Negli ultimi trent’anni la pratica sportiva in Italia ha fatto registrare progressi significativi: secondo i dati contenuti nell’ultimo report stilato dall’Istat e pubblicato il 30 giugno scorso, quasi 22 milioni di italiani (il 37,5% della popolazione dai tre anni in su) praticano regolarmente almeno uno sport, contro il 26,6% registrato nell’ormai lontano 1995. A trainare l’aumento è soprattutto la pratica continuativa che è passata dal 17,8% al 28,7%.
Tuttavia, dietro questi numeri incoraggianti si celano diseguaglianze territoriali che penalizzano fortemente il Mezzogiorno. Se nel Nord-Est il 43,9% della popolazione fa sport e nel Centro la quota raggiunge il 41,5, nel Sud si ferma a un modesto 27,9. Anche nelle isole i dati non appaiono più confortanti: si conferma, in questo modo, un divario strutturale e culturale tra Centro-Nord e Sud nella diffusione della cultura del benessere attraverso l’attività fisica.
Quali sono le possibili cause di questa evidente disuguaglianza? Carente presenza di impianti sportivi, minore accessibilità economica, discontinuità nei programmi scolastici e sportivi territoriali, ma anche una più bassa percezione del valore dello sport nella vita quotidiana. Preoccupante è anche il fatto che quasi la metà della popolazione del Sud dichiari di non aver mai fatto sport, a fronte di un terzo nel Centro-Nord.
Nel Mezzogiorno, infatti, la pratica “autonoma” all’aperto (come jogging o ciclismo) è molto meno diffusa (29,1%) rispetto al Nord (oltre il 41%), segno di una limitata fruibilità degli spazi pubblici e di condizioni urbane meno favorevoli all’attività fisica libera. Inoltre, più di un giovane su cinque (21,6%) finisce con l’interrompere la pratica sportiva in adolescenza, con picchi soprattutto tra le ragazze e in quei territori nei quali l’offerta sportiva è nettamente più debole.
Anche la sedentarietà costituisce un problema rilevante: oltre il 32% degli italiani non fa né sport né attività fisica, con incidenze maggiori nelle regioni meridionali e tra le donne.

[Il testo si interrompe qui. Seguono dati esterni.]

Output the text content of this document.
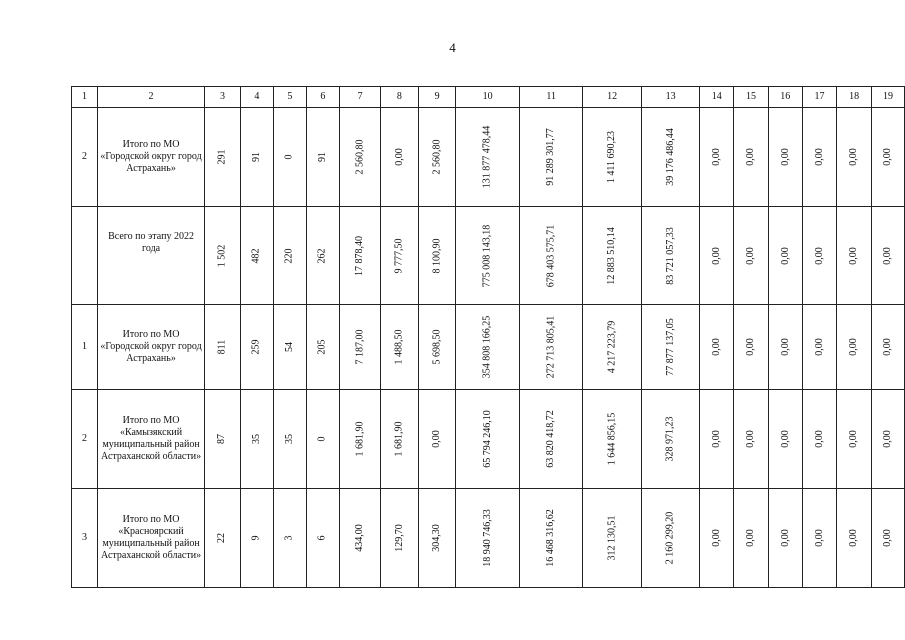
4
1	2	3	4	5	6	7	8	9	10	11	12	13	14	15	16	17	18	19
2	Итого по МО «Городской округ город Астрахань»	291	91	0	91	2 560,80	0,00	2 560,80	131 877 478,44	91 289 301,77	1 411 690,23	39 176 486,44	0,00	0,00	0,00	0,00	0,00	0,00
	Всего по этапу 2022 года	1 502	482	220	262	17 878,40	9 777,50	8 100,90	775 008 143,18	678 403 575,71	12 883 510,14	83 721 057,33	0,00	0,00	0,00	0,00	0,00	0,00
1	Итого по МО «Городской округ город Астрахань»	811	259	54	205	7 187,00	1 488,50	5 698,50	354 808 166,25	272 713 805,41	4 217 223,79	77 877 137,05	0,00	0,00	0,00	0,00	0,00	0,00
2	Итого по МО «Камызякский муниципальный район Астраханской области»	87	35	35	0	1 681,90	1 681,90	0,00	65 794 246,10	63 820 418,72	1 644 856,15	328 971,23	0,00	0,00	0,00	0,00	0,00	0,00
3	Итого по МО «Красноярский муниципальный район Астраханской области»	22	9	3	6	434,00	129,70	304,30	18 940 746,33	16 468 316,62	312 130,51	2 160 299,20	0,00	0,00	0,00	0,00	0,00	0,00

Le motivazioni più citate sono la mancanza di sufficiente tempo libero, l’età, i problemi di salute, ma anche le difficoltà economiche o logistiche con le quali bisogna fare i conti. Nonostante il boom di palestre e attività indoor, favorito anche dalle nuove tecnologie (quasi un praticante su cinque usa applicazioni oppure video online), permane una forte disuguaglianza di genere e territorio nell’accesso alla pratica sportiva. Le donne, per esempio, praticano meno sport rispetto agli uomini (31,8% contro 43,4) mentre risultano nettamente più presenti nella pratica casalinga o in quella con istruttore remoto.
Lo sport in Italia cresce, ma non ovunque e non per tutti. Colmare il gap Nord-Sud nella pratica sportiva non è soltanto una questione di salute pubblica, ma rappresenta una sfida culturale, educativa e infrastrutturale. Investire in impianti, percorsi urbani sicuri, scuole aperte al pomeriggio e incentivi per le famiglie svantaggiate potrebbe ridurre le attuali diseguaglianze e promuovere finalmente un’idea di benessere accessibile e duraturo anche nel parte meridionale del Paese.